The claim that FDA approval of a device should “preempt” later attempts by injured plaintiffs to challenge before state court juries the safety of those devices or the adequacy of their warnings is, obviously, closely analogous to the claim — aggressively advanced by the George W. Bush administration’s first FDA chief counsel Daniel Troy — that FDA approval of pharmaceuticals should likewise preempt most tort lawsuits against drug-makers, too. Nevertheless, there are important legal distinctions between the medical devices and pharmaceuticals, since the FDA’s jurisdiction over the former was set up by a different statute — the Medical Devices Amendments of 1976. Importantly, that law has an express preemption provision that, while still crammed with ambiguities, provides a firmer toehold for preemption advocates than exists in the pharmaceuticals realm. Indeed, all but one of the federal appeals courts that have addressed the medical device preemption question so far have found that most medical device suits are, in fact, preempted by the FDA approval process. Nevertheless, the federal appeals court that sits in Atlanta and the Illinois Supreme Court have each come out the other way.

The Court’s reasoning when it decides the Riegel case, which it will not actually hear until next Fall, cannot help but provide enticing clues about how receptive the justices might be to the more controversial question: the degree to which most tort suits against drug makers — like the tens of thousands of Vioxx-related suits now pending against Merck (MRK) — might also be preempted. This bigger issue is slowly making its way up the court system, with lower courts split.) So while Riegel will be of greatest interest, of course, to device makers like Medtronic, Johnson & Johnson (JNJ) and Boston Scientific (BSX) — the recent acquiror of Guidant and all its potential heart defibrillator liability — it should also get very close readings from attorneys at Pfizer (PFE), Merck, and all the rest.

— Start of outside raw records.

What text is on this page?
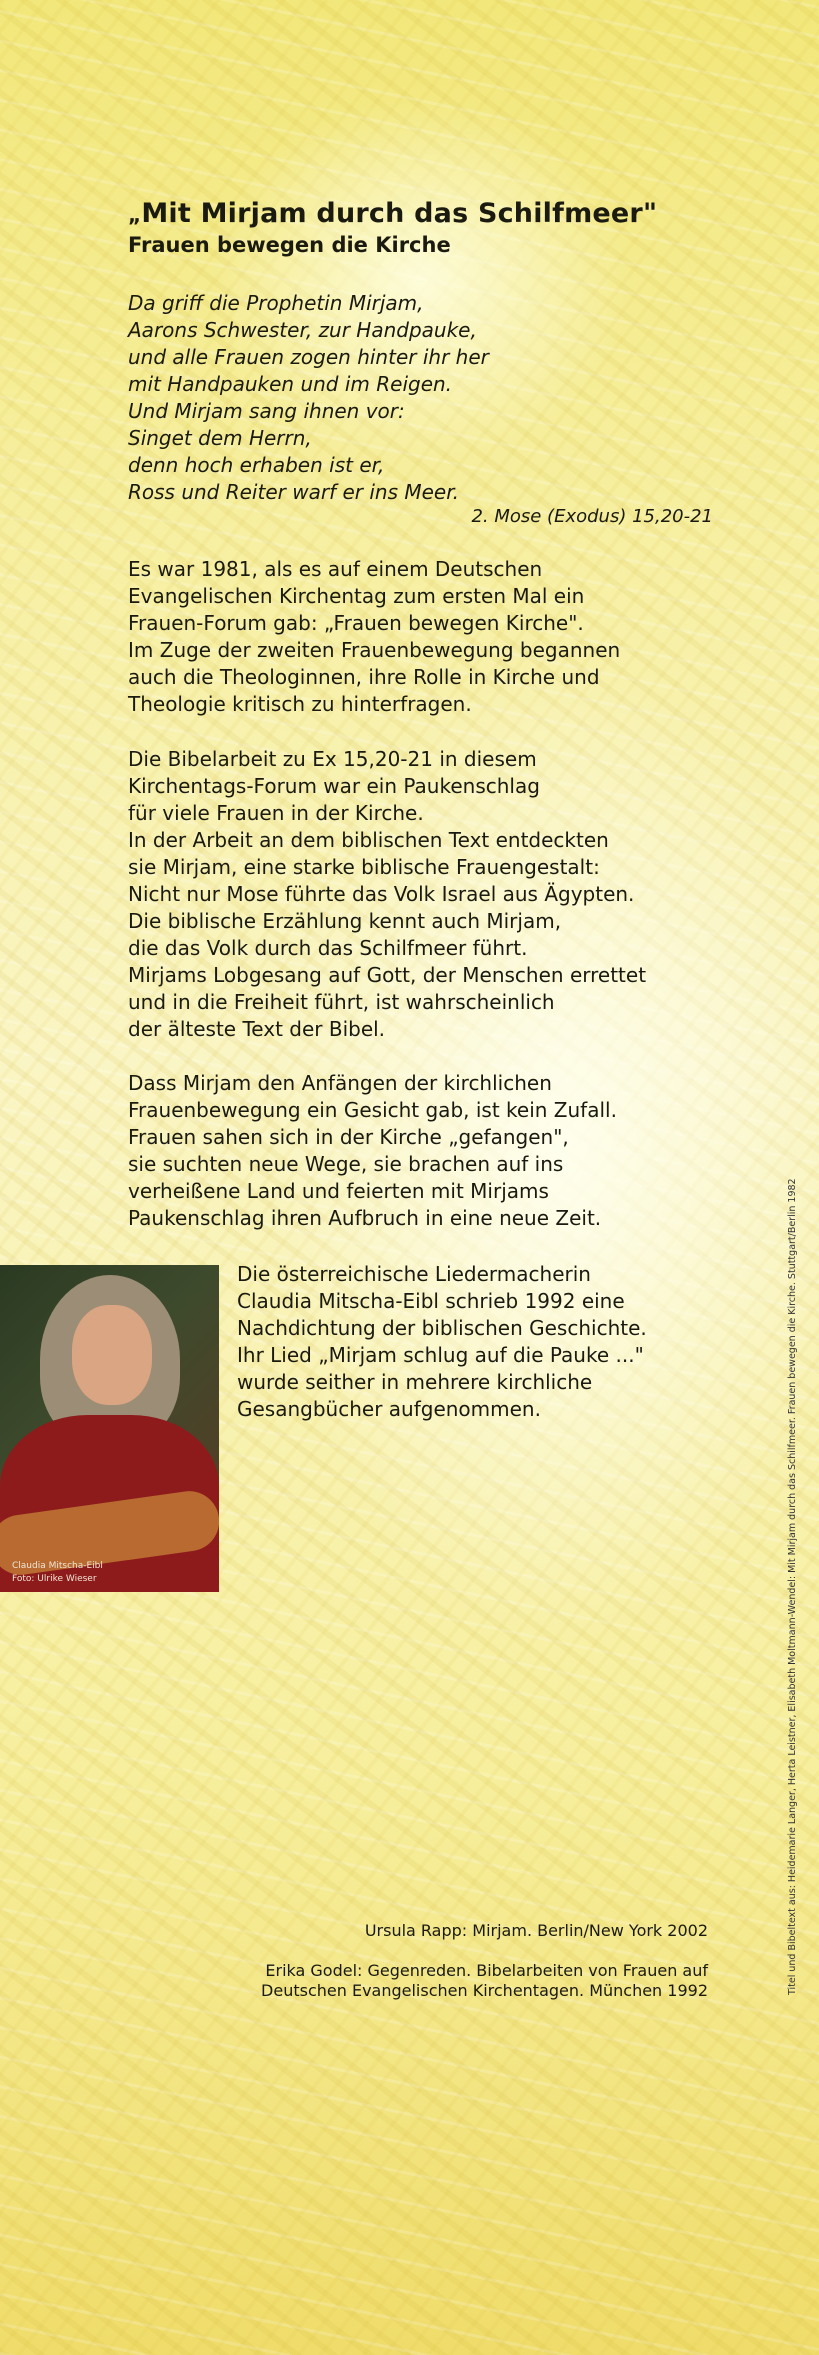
„Mit Mirjam durch das Schilfmeer"
Frauen bewegen die Kirche
Da griff die Prophetin Mirjam,
Aarons Schwester, zur Handpauke,
und alle Frauen zogen hinter ihr her
mit Handpauken und im Reigen.
Und Mirjam sang ihnen vor:
Singet dem Herrn,
denn hoch erhaben ist er,
Ross und Reiter warf er ins Meer.
2. Mose (Exodus) 15,20-21
Es war 1981, als es auf einem Deutschen
Evangelischen Kirchentag zum ersten Mal ein
Frauen-Forum gab: „Frauen bewegen Kirche".
Im Zuge der zweiten Frauenbewegung begannen
auch die Theologinnen, ihre Rolle in Kirche und
Theologie kritisch zu hinterfragen.
Die Bibelarbeit zu Ex 15,20-21 in diesem
Kirchentags-Forum war ein Paukenschlag
für viele Frauen in der Kirche.
In der Arbeit an dem biblischen Text entdeckten
sie Mirjam, eine starke biblische Frauengestalt:
Nicht nur Mose führte das Volk Israel aus Ägypten.
Die biblische Erzählung kennt auch Mirjam,
die das Volk durch das Schilfmeer führt.
Mirjams Lobgesang auf Gott, der Menschen errettet
und in die Freiheit führt, ist wahrscheinlich
der älteste Text der Bibel.
Dass Mirjam den Anfängen der kirchlichen
Frauenbewegung ein Gesicht gab, ist kein Zufall.
Frauen sahen sich in der Kirche „gefangen",
sie suchten neue Wege, sie brachen auf ins
verheißene Land und feierten mit Mirjams
Paukenschlag ihren Aufbruch in eine neue Zeit.
Claudia Mitscha-Eibl
Foto: Ulrike Wieser
Die österreichische Liedermacherin
Claudia Mitscha-Eibl schrieb 1992 eine
Nachdichtung der biblischen Geschichte.
Ihr Lied „Mirjam schlug auf die Pauke ..."
wurde seither in mehrere kirchliche
Gesangbücher aufgenommen.
Ursula Rapp: Mirjam. Berlin/New York 2002
Erika Godel: Gegenreden. Bibelarbeiten von Frauen auf
Deutschen Evangelischen Kirchentagen. München 1992	Titel und Bibeltext aus: Heidemarie Langer, Herta Leistner, Elisabeth Moltmann-Wendel: Mit Mirjam durch das Schilfmeer. Frauen bewegen die Kirche. Stuttgart/Berlin 1982
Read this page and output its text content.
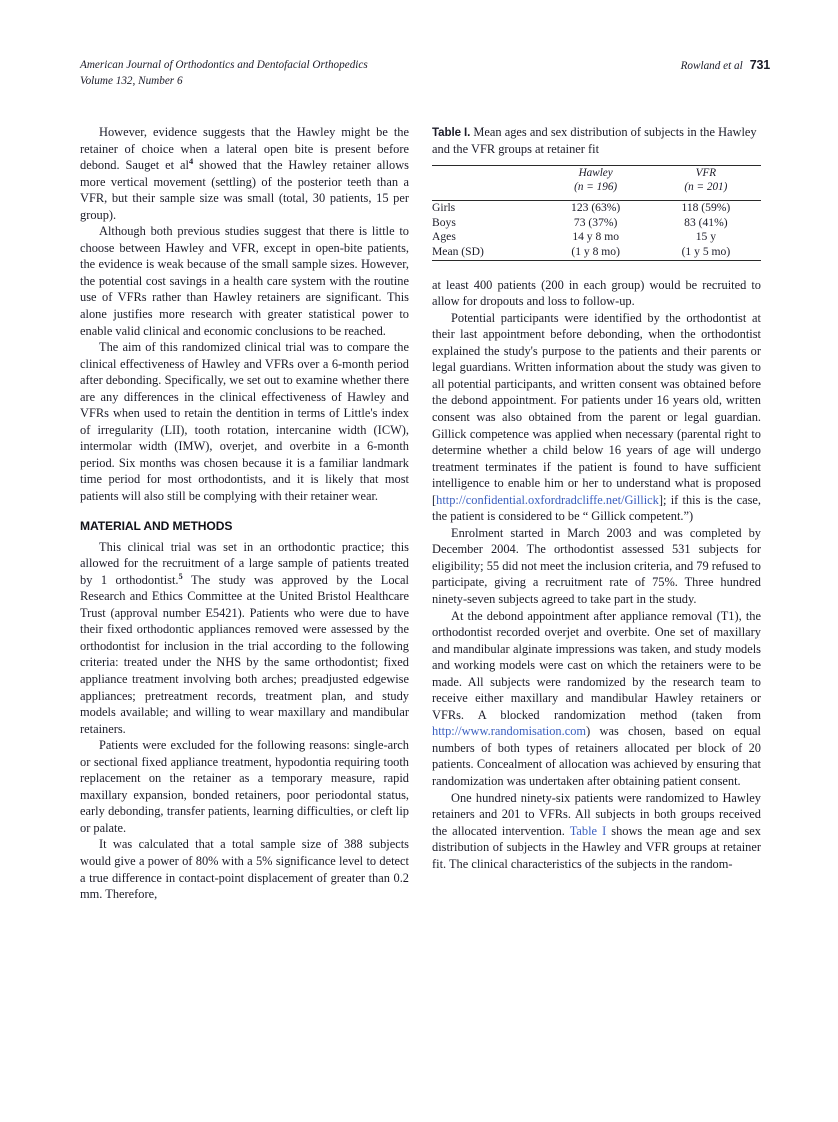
American Journal of Orthodontics and Dentofacial Orthopedics
Volume 132, Number 6
Rowland et al 731

However, evidence suggests that the Hawley might be the retainer of choice when a lateral open bite is present before debond. Sauget et $al^4$ showed that the Hawley retainer allows more vertical movement (settling) of the posterior teeth than a VFR, but their sample size was small (total, 30 patients, 15 per group).

Although both previous studies suggest that there is little to choose between Hawley and VFR, except in open-bite patients, the evidence is weak because of the small sample sizes. However, the potential cost savings in a health care system with the routine use of VFRs rather than Hawley retainers are significant. This alone justifies more research with greater statistical power to enable valid clinical and economic conclusions to be reached.

The aim of this randomized clinical trial was to compare the clinical effectiveness of Hawley and VFRs over a 6-month period after debonding. Specifically, we set out to examine whether there are any differences in the clinical effectiveness of Hawley and VFRs when used to retain the dentition in terms of Little's index of irregularity (LII), tooth rotation, intercanine width (ICW), intermolar width (IMW), overjet, and overbite in a 6-month period. Six months was chosen because it is a familiar landmark time period for most orthodontists, and it is likely that most patients will also still be complying with their retainer wear.

MATERIAL AND METHODS

This clinical trial was set in an orthodontic practice; this allowed for the recruitment of a large sample of patients treated by 1 orthodontist.$^5$ The study was approved by the Local Research and Ethics Committee at the United Bristol Healthcare Trust (approval number E5421). Patients who were due to have their fixed orthodontic appliances removed were assessed by the orthodontist for inclusion in the trial according to the following criteria: treated under the NHS by the same orthodontist; fixed appliance treatment involving both arches; preadjusted edgewise appliances; pretreatment records, treatment plan, and study models available; and willing to wear maxillary and mandibular retainers.

Patients were excluded for the following reasons: single-arch or sectional fixed appliance treatment, hypodontia requiring tooth replacement on the retainer as a temporary measure, rapid maxillary expansion, bonded retainers, poor periodontal status, early debonding, transfer patients, learning difficulties, or cleft lip or palate.

It was calculated that a total sample size of 388 subjects would give a power of 80% with a 5% significance level to detect a true difference in contact-point displacement of greater than 0.2 mm. Therefore,

Table I. Mean ages and sex distribution of subjects in the Hawley and the VFR groups at retainer fit

Hawley
(n = 196)

VFR
(n = 201)

Girls	123 (63%)	118 (59%)
Boys	73 (37%)	83 (41%)
Ages	14 y 8 mo	15 y
Mean (SD)	(1 y 8 mo)	(1 y 5 mo)

at least 400 patients (200 in each group) would be recruited to allow for dropouts and loss to follow-up.

Potential participants were identified by the orthodontist at their last appointment before debonding, when the orthodontist explained the study's purpose to the patients and their parents or legal guardians. Written information about the study was given to all potential participants, and written consent was obtained before the debond appointment. For patients under 16 years old, written consent was also obtained from the parent or legal guardian. Gillick competence was applied when necessary (parental right to determine whether a child below 16 years of age will undergo treatment terminates if the patient is found to have sufficient intelligence to enable him or her to understand what is proposed [http://confidential.oxfordradcliffe.net/Gillick]; if this is the case, the patient is considered to be “ Gillick competent.”)

Enrolment started in March 2003 and was completed by December 2004. The orthodontist assessed 531 subjects for eligibility; 55 did not meet the inclusion criteria, and 79 refused to participate, giving a recruitment rate of 75%. Three hundred ninety-seven subjects agreed to take part in the study.

At the debond appointment after appliance removal (T1), the orthodontist recorded overjet and overbite. One set of maxillary and mandibular alginate impressions was taken, and study models and working models were cast on which the retainers were to be made. All subjects were randomized by the research team to receive either maxillary and mandibular Hawley retainers or VFRs. A blocked randomization method (taken from http://www.randomisation.com) was chosen, based on equal numbers of both types of retainers allocated per block of 20 patients. Concealment of allocation was achieved by ensuring that randomization was undertaken after obtaining patient consent.

One hundred ninety-six patients were randomized to Hawley retainers and 201 to VFRs. All subjects in both groups received the allocated intervention. Table I shows the mean age and sex distribution of subjects in the Hawley and VFR groups at retainer fit. The clinical characteristics of the subjects in the random-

Although most courts — “the great majority,” according to the U.S. Solicitor General’s brief — have found that most medical device suits are preempted, the FDA itself has flip-flopped on the issue. Under the Clinton Administration it opposed preemption (or at least argued for a very narrow application of the doctrine), while under the current Bush administration, it has supported broad preemption. The Supreme Court took the case yesterday even though the Solicitor General had recommended against hearing it. (The Solicitor General had argued, in essence, that a clear consensus in favor of preemption was building without the Court’s intervention.)

The Riegel case has been brought on behalf of Charles Riegel and his wife. While Riegel was undergoing an angioplasty in 1996 to dilate his coronary artery, a Medtronic balloon catheter burst, causing serious injuries and necessitating emergency bypass surgery. The district court threw out much of the case against him on preemption grounds, and the federal appeals court that sits in New York affirmed the preemption, with one judge dissenting.